In Sachsen ist erstmals die neue Variante des Coronavirus aus Großbritannien nachgewiesen worden. Wie das Gesundheitsministerium des Landes am Donnerstag mitteilte, trat die Mutation bei einer Person aus Dresden auf, die aus Großbritannien zurückgekehrt war.

Das Gesundheitsamt gehe nicht davon aus, dass die Gefahr einer weiteren Verbreitung bestehe, hieß es. Die betroffene Person habe sich nach der Ankunft in Dresden sofort in Quarantäne begeben. Die Virus-Variante sei durch ein strichprobenartiges Screening positiver Proben beim Robert Koch-Institut nachgewiesen worden.

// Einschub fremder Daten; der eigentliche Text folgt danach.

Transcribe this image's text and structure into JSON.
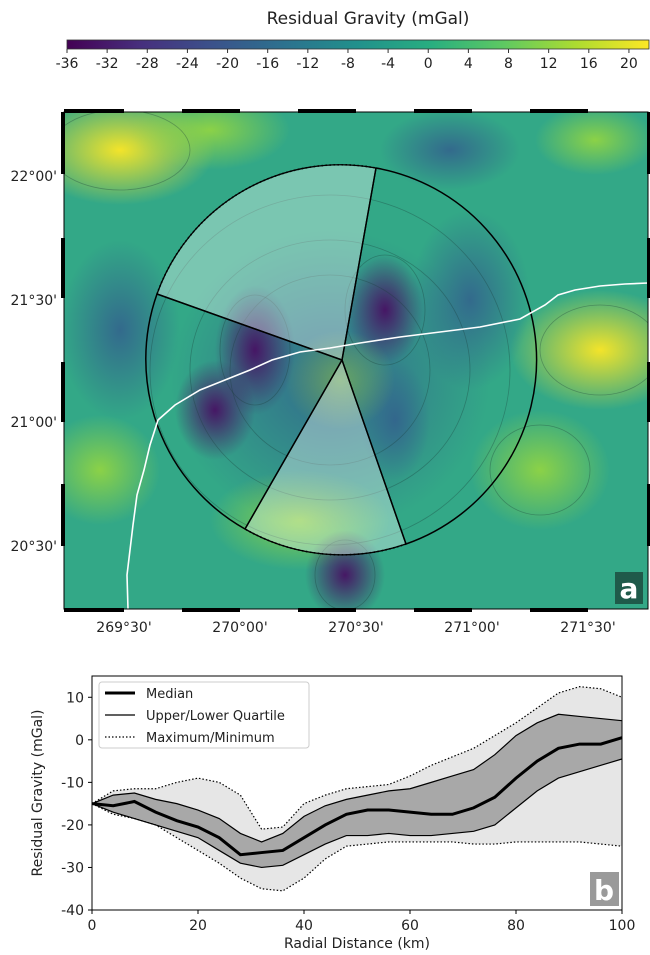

In Sachsen lag die sogenannte 7-Tage-Inzidenz am Donnerstag bei 269,8. Der Wert gibt an, wie viele Infektionen pro 100 000 Einwohner binnen sieben Tagen verzeichnet worden sind. Sachsen bleibt damit wie seit Wochen schon Negativ-Spitzenreiter. Bundesweit lag der wichtige Corona-Kennwert nach Angaben des Robert Koch-Instituts bei 122. Die Daten sind derzeit aber noch schwierig zu interpretieren, weil es über den Jahreswechsel Verzögerungen gegeben hat.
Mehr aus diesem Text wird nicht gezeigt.